A journey through a dangerous road

 

 

 

 

 

I DO not remember the date, the time, the purpose of the visit and the place exactly now. In any way, it was not an important journey. The route was not well acquainted either. I had travelled on that road many years back. I had a slight recollection of the direction.

It was daytime. After getting down from the bus it was a distance of just a half-an-hour walk. There was no chance of missing the way on the long straight road. I walked on. It was evident that the whole of the previous night it had rained. There was water collected on the road at many places.

The land on both sides of the road was of the same level. The road that lay criss-cross among the coconut groves had water collected on both sides. Only because of the tall coconut trees that it gave a feeling that it is land. I walked carefully avoiding the water accumulated on the road.

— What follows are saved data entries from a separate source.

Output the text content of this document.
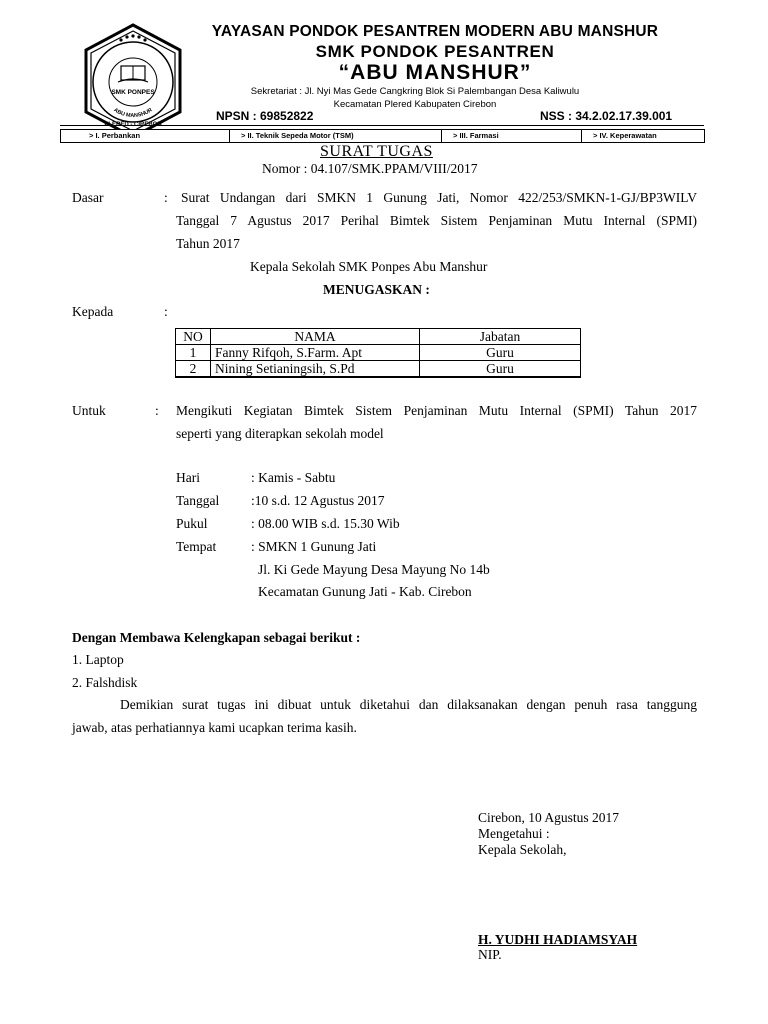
SMK PONPES
ABU MANSHUR
PLERED - CIREBON
YAYASAN PONDOK PESANTREN MODERN ABU MANSHUR
SMK PONDOK PESANTREN
“ABU MANSHUR”
Sekretariat : Jl. Nyi Mas Gede Cangkring Blok Si Palembangan Desa Kaliwulu
Kecamatan Plered Kabupaten Cirebon
NPSN : 69852822	NSS : 34.2.02.17.39.001
> I. Perbankan	> II. Teknik Sepeda Motor (TSM)	> III. Farmasi	> IV. Keperawatan
SURAT TUGAS
Nomor : 04.107/SMK.PPAM/VIII/2017
Dasar	: Surat Undangan dari SMKN 1 Gunung Jati, Nomor 422/253/SMKN-1-GJ/BP3WILV
Tanggal 7 Agustus 2017 Perihal Bimtek Sistem Penjaminan Mutu Internal (SPMI)
Tahun 2017
Kepala Sekolah SMK Ponpes Abu Manshur
MENUGASKAN :
Kepada	:
NO	NAMA	Jabatan
1	Fanny Rifqoh, S.Farm. Apt	Guru
2	Nining Setianingsih, S.Pd	Guru
Untuk	: Mengikuti Kegiatan Bimtek Sistem Penjaminan Mutu Internal (SPMI) Tahun 2017
seperti yang diterapkan sekolah model
Hari	: Kamis - Sabtu
Tanggal :10 s.d. 12 Agustus 2017
Pukul	: 08.00 WIB s.d. 15.30 Wib
Tempat	: SMKN 1 Gunung Jati
Jl. Ki Gede Mayung Desa Mayung No 14b
Kecamatan Gunung Jati - Kab. Cirebon
Dengan Membawa Kelengkapan sebagai berikut :
1. Laptop
2. Falshdisk
Demikian surat tugas ini dibuat untuk diketahui dan dilaksanakan dengan penuh rasa tanggung
jawab, atas perhatiannya kami ucapkan terima kasih.
Cirebon, 10 Agustus 2017
Mengetahui :
Kepala Sekolah,
H. YUDHI HADIAMSYAH
NIP.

After covering some distance, I came across a stretch of the road completely underwater. I stopped and looked ahead. The road was submerged for some distance only. I found that if I walked on the small broken wall on the side of the road I could go without stepping into the water. The wall was barely one foot high.

I cautiously placed one foot on it. Nothing happened. I walked carefully like a ropewalker in a circus. I jumped over the place where the wall was broken and triumphantly reached the dry land without touching the water. Walking further for about 20 minutes I reached my destination. I am explaining this journey in detail because I had to come back through the same road.

After completing the work, the details of which I do not remember now, and have no relevance here, I started my return journey on the same road after about four hours. Because of the sunshine, the road was now dry and the water on both sides had receded and the land was visible.

Walking on the dry road I reached the spot where I had jumped over the water to keep my feet dry. I froze there for a moment not able to walk forward. I realised in horror that it was on the broken hand rest of the bridge that I had walked. The river had swollen and was overflowing through the road. But I could not realise it at that time. To escape from wetting my feet I had selected the most dangerous path.

Some of you also might have gone through similarly dangerous situations because of sheer indifference.